The continued reports against the teachers are not only an embarrassment to the teaching profession but are of great concern to the country at large.
This is because all professionals,  regardless of the importance, have passed through the hands of a teacher at one point or another.
Revelations that of the 79 teachers dismissed in Southern Province, 41 joined the teaching profession with fake papers makes sadder reading and we wonder what this means to the pupils who were taught by these teachers.
Provincial Education Officer Florence Chikalekale who brought this to the attention of the Minister of General Education Dennis Wachinga during the minister’s meeting with the District Education Broad Secretaries (DEBS) in Choma yesterday, said the 41 had fake papers while 14 teachers were fired for having carnal knowledge with pupils.

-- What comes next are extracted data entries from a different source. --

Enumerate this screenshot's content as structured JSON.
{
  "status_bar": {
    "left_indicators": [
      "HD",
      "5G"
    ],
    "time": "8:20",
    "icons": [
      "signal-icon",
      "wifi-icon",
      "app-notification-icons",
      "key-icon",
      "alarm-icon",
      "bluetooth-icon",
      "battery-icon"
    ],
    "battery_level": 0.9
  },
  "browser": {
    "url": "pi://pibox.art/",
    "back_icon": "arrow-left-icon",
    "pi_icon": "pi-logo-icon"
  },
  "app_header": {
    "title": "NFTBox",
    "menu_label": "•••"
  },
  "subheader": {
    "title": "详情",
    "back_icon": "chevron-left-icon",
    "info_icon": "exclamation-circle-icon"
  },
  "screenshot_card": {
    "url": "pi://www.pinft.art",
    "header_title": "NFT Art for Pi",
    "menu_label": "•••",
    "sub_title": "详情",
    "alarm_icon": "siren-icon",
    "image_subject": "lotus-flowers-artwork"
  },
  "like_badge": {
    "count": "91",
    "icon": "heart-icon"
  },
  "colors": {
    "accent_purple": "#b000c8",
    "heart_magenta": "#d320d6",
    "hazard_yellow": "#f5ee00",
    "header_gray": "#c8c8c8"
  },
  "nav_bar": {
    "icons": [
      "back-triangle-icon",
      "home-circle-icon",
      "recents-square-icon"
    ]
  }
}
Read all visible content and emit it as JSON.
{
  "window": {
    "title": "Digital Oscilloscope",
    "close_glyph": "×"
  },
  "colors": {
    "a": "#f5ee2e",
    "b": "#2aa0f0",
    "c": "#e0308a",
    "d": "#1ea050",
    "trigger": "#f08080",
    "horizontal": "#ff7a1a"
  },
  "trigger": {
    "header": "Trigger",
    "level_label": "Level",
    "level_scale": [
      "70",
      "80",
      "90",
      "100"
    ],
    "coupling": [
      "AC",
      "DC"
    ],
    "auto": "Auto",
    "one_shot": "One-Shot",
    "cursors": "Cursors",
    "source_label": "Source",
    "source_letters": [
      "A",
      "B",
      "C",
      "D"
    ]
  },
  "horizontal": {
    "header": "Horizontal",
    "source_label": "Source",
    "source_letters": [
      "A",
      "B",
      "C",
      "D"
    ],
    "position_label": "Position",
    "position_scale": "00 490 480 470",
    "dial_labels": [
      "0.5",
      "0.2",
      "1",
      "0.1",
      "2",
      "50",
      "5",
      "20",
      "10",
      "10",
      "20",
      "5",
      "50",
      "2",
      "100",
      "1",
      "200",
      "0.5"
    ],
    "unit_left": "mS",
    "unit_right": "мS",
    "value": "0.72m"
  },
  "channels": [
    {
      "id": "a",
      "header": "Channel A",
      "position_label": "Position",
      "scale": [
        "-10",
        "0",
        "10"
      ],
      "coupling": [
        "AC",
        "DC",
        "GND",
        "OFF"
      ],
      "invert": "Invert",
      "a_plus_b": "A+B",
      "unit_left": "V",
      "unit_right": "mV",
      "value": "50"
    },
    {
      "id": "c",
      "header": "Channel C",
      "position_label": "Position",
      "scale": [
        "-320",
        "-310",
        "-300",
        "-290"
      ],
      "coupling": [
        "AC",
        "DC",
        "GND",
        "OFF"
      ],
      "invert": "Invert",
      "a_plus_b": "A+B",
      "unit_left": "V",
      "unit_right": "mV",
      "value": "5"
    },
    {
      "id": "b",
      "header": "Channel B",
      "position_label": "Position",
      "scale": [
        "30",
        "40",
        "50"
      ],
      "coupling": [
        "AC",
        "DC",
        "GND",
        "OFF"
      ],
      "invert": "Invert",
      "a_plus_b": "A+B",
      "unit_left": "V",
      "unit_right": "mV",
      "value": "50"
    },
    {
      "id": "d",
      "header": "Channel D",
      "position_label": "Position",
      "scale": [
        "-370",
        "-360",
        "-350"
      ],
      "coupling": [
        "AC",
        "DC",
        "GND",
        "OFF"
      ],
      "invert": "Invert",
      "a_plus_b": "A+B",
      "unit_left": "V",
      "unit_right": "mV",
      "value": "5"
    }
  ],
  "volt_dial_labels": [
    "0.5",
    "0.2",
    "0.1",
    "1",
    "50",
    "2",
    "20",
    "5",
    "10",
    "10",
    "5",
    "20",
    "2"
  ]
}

Ms Chikalekale went on to inform the minister’s delegation that Southern Province still had a number of disciplinary cases for teachers awaiting hearing.
Obviously, this is not unique to Southern Province alone and the scenario could be reflective of what is happening in the sector throughout the country.
So this means the number of teachers engaging themselves in wrong doings is on the increase as compared to the past when such things were taboo.
It was a taboo to hear that a teacher had impregnated his own pupils or indeed that female teacher had raped a boy.
Similarly, provision of quality education is vital in the education system and having teachers possessing qualifications  that lacked credibility should not be tolerated.
Last year, the Zambia National Education Coalition (ZANEC) expressed shock by revelations that over 500 teachers across the country had allegedly forged academic qualifications.
This calls for urgent and extensive investigation in the matter to ascertain the exact magnitude of the problem.
There is definitely need for having constant and tight quality controls in the delivery of education at primary, secondary and tertiary levels.
We feel this should not just be a matter of dismissal from employment on the affected teachers, but stringent measures should be put in place to screen those enrolling for the teaching profession.
We wonder what kind of a country we are going to be if the quality of education is compromised, doubted and teachers who are supposed to be role models in society are also involved in shameful acts as canal knowledge of their pupils.
There is indeed need to preserve the teaching profession which is a noble profession that requires avoidance of wrong vices which are painting a bad image on the education system in the country.
To do that, perhaps, there would be need to find ways of ensuring that, right from the enrolment stage, potentially-bad elements among the would-be trainee teachers are weeded out.
This is more so since teaching is a calling and some of the people flocking to the teachers’ training colleges may not just have been called to that noble profession as already alluded to.